Soaring Pension Costs Breaking School Budgets, Crimping Teacher Pay

Underfunded state retirement system helping to drive this district into deficit too

On Nov. 22, the news site MLive quoted a teachers union official who suggested that school pension reform is a solution in search of a problem. On the same day, the Battle Creek Enquirer ran a story about how local school finances are so precarious the state may have to step in with more loans.

The two stories ran independently, but when combined they capture the biggest financial challenge facing public school districts across this state.

In the MLive story, MEA spokesman David Crim dismissed the need for pension reform. Speaking about possible reform legislation, he said, “This provides a solution to a problem that does not exist. This seems like another political attack on school employees that we will fight vigorously.”

The MEA should ask the leaders of the troubled Battle Creek Public Schools what they think, because the burden of paying the $26.7 billion unfunded liability of the state-run school pension system is helping drive districts, including this one, closer to insolvency.

The Battle Creek Enquirer story attributed the district’s financial crunch largely to declining enrollment, which tells a big part of the story but not all of it. Enrollment in the district fell from 5,216 students in 2012-13 to 4,474 students in 2015-16. Since Battle Creek gets $7,511 per pupil to pay for operating expenses, that represents a $5.6 million decline in state funding.

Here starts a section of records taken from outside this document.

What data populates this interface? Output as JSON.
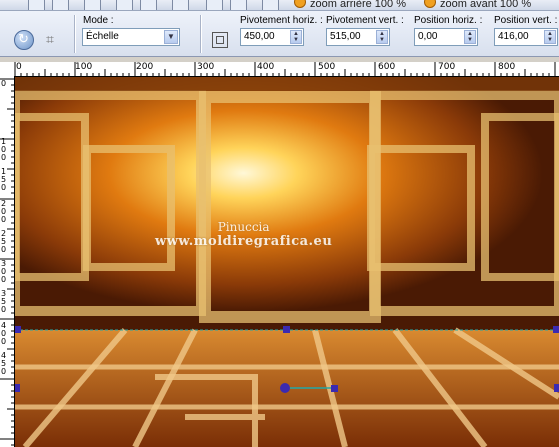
{
  "toolbar": {
    "zoom_out_label": "zoom arrière 100 %",
    "zoom_in_label": "zoom avant 100 %"
  },
  "options": {
    "mode_label": "Mode :",
    "mode_value": "Échelle",
    "pivot_h_label": "Pivotement horiz. :",
    "pivot_h_value": "450,00",
    "pivot_v_label": "Pivotement vert. :",
    "pivot_v_value": "515,00",
    "pos_h_label": "Position horiz. :",
    "pos_h_value": "0,00",
    "pos_v_label": "Position vert. :",
    "pos_v_value": "416,00"
  },
  "ruler": {
    "top_labels": [
      "0",
      "100",
      "200",
      "300",
      "400",
      "500",
      "600",
      "700",
      "800"
    ],
    "left_labels": [
      "0",
      "1\n0\n0",
      "1\n5\n0",
      "2\n0\n0",
      "2\n5\n0",
      "3\n0\n0",
      "3\n5\n0",
      "4\n0\n0",
      "4\n5\n0"
    ]
  },
  "canvas": {
    "watermark_name": "Pinuccia",
    "watermark_url": "www.moldiregrafica.eu"
  }
}
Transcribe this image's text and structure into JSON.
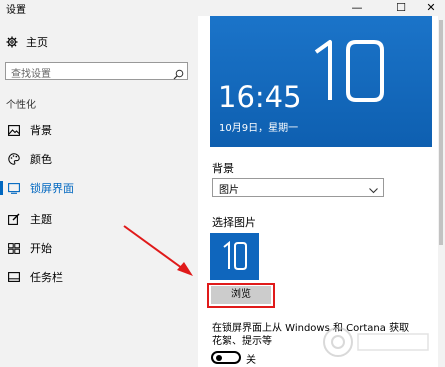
{
  "window": {
    "title": "设置",
    "min_glyph": "—",
    "max_glyph": "☐",
    "close_glyph": "✕"
  },
  "sidebar": {
    "home": {
      "label": "主页",
      "icon": "gear-icon"
    },
    "search": {
      "placeholder": "查找设置",
      "icon": "search-icon"
    },
    "section_title": "个性化",
    "items": [
      {
        "label": "背景",
        "icon": "image-icon",
        "active": false
      },
      {
        "label": "颜色",
        "icon": "palette-icon",
        "active": false
      },
      {
        "label": "锁屏界面",
        "icon": "lock-screen-icon",
        "active": true
      },
      {
        "label": "主题",
        "icon": "theme-icon",
        "active": false
      },
      {
        "label": "开始",
        "icon": "start-grid-icon",
        "active": false
      },
      {
        "label": "任务栏",
        "icon": "taskbar-icon",
        "active": false
      }
    ]
  },
  "preview": {
    "time": "16:45",
    "date": "10月9日，星期一",
    "logo": "10"
  },
  "background": {
    "label": "背景",
    "selected": "图片",
    "choose_label": "选择图片",
    "thumb_logo": "10",
    "browse_label": "浏览"
  },
  "info": {
    "text": "在锁屏界面上从 Windows 和 Cortana 获取花絮、提示等",
    "toggle_label": "关",
    "toggle_on": false
  },
  "colors": {
    "accent": "#0067c0",
    "annotation": "#e01a1a",
    "preview_bg": "#1467c0"
  }
}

However, Battle Creek Public Schools also saw its required annual payments to the pension system go from $5.3 million in 2013 to $7.9 million in 2016. The $2.6 million, 49 percent increase in just three years is money that won’t be available for teacher raises, smaller classes, newer textbooks and more.

When the hits to the budget from enrollment declines and pension cost increases are combined, they leave Battle Creek with $8.1 million less to spend on operations than just three years earlier. According to the district’s audited annual 2016 report, Battle Creek school district overspent in 2016 by $1.7 million.

Not all districts are seeing declining enrollment, but the rising pension costs generated by past state underfunding are hitting every school district. If those costs had stayed steady, the Battle Creek district would have a surplus this year, not a deficit.

Enrollment declines usually translate to hard times for school district budgets. But having to pay more every year to catch up on state pension underfunding is also part of why Battle Creek teachers saw no salary increases in 2015-16.